Ook de politieke rol van de beroepskracht lijkt te veranderen. Meer dan vroeger zijn middenveldorganisaties zowel betrokken in het ontwikkelen, uitdenken en uitrollen van beleid (als partner), waardoor hun rol als belangbehartiger van bepaalde groepen, als kritische tegenstem in het gedrang komt.

Nood aan andere vaardigheden? Deprofessionalisering?

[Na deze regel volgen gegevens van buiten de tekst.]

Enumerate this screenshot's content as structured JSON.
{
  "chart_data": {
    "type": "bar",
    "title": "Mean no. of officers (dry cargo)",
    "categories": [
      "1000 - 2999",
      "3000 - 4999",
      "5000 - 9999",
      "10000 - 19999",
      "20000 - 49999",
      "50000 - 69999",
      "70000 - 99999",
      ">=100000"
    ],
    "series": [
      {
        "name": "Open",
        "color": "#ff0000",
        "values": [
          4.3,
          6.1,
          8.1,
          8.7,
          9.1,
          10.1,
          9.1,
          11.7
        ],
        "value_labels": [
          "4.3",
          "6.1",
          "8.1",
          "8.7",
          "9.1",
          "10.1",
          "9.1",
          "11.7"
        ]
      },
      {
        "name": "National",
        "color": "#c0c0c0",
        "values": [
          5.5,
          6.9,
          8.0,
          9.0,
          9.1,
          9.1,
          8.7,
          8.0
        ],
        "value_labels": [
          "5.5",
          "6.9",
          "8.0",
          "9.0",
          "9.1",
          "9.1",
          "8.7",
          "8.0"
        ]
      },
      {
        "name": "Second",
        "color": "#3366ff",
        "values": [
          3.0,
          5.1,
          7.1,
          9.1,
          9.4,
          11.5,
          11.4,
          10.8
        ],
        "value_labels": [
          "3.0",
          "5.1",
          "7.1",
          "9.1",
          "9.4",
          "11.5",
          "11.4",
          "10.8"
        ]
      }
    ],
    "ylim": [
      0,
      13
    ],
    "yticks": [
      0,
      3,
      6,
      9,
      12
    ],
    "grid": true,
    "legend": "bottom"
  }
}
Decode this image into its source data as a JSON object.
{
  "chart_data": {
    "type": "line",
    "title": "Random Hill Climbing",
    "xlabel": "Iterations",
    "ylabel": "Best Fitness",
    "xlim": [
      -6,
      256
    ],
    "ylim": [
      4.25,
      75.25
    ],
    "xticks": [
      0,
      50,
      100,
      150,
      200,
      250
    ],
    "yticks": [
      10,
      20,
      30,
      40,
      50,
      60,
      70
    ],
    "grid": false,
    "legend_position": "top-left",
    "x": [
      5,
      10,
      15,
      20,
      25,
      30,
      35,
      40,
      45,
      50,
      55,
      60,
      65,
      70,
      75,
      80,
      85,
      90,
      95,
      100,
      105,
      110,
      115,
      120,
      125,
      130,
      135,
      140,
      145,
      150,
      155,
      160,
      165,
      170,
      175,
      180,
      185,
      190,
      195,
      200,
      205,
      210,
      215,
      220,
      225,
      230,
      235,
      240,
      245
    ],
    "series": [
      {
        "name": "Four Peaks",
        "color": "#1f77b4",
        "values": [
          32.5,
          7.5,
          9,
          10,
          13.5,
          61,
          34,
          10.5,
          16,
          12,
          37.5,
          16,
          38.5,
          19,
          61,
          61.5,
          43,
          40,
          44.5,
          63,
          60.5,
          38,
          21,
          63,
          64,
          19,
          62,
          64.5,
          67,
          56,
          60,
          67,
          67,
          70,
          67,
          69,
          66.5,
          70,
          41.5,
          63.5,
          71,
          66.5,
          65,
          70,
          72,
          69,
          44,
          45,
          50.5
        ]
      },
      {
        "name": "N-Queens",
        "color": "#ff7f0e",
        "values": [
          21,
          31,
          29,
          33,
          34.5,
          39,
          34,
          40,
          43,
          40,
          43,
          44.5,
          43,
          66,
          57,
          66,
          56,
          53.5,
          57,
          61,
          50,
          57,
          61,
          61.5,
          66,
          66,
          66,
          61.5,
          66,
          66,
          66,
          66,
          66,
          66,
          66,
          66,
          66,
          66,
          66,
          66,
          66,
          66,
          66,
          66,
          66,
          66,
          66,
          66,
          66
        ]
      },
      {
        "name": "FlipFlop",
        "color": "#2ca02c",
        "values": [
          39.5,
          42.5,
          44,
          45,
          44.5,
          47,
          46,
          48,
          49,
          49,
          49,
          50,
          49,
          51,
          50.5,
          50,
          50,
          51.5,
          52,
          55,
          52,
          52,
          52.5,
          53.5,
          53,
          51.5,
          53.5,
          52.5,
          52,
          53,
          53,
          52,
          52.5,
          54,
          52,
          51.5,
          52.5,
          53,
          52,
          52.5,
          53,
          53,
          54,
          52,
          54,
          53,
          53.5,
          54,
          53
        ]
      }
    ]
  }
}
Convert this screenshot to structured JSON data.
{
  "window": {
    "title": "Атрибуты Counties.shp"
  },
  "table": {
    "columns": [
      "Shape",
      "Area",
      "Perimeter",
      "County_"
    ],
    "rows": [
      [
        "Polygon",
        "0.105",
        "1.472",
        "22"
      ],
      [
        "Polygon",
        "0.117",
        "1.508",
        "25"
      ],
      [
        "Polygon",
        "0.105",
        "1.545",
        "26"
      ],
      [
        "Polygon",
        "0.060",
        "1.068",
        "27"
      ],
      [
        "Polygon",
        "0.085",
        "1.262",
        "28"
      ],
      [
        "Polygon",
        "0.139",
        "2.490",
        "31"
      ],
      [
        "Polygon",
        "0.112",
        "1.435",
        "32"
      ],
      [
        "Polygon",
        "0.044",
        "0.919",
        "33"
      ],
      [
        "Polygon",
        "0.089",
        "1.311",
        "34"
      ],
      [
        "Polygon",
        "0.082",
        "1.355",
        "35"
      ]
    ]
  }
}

Onder druk van trends als Nieuw Publiek Management[23], individualisering en globalisering dient zich de nood aan voor nieuwe en andere vaardigheden bij beroepskrachten in het middenveld. Het toenemend belang van projectfinanciering vraagt om beroepskrachten met vaardigheden om goede projectvoorstellen te schrijven, om de projecten te coördineren, administratief op te volgen, en om op een goede wijze te rapporteren over de voortgang en resultaten van het project aan opdrachtgevers. Door de toenemende culturele diversiteit in de samenleving hebben beroepskrachten steeds vaker nood aan voldoende interculturele competenties om in een diverse context te kunnen werken. De digitalisering maakt nieuwe communicatiekanalen beschikbaar, zoals sociale media. Deze nieuwe communicatiekanalen hebben veel potentieel voor het mobiliseren van burgers en het creëren van een draagvlak voor sociale acties, maar vereisen ook specifieke competenties om deze nieuwe media op een professionele wijze te gebruiken in het werk. De beroepskracht moet meer en meer een generalist worden, die van alle markten thuis is en in diverse situaties en aspecten van het sociale werk adequaat kan handelen. Daarnaast lijkt ook taakdifferentiatie en de instroom van andere, méér technische professionals (juridisch, financieel en IT) het gevolg te zijn.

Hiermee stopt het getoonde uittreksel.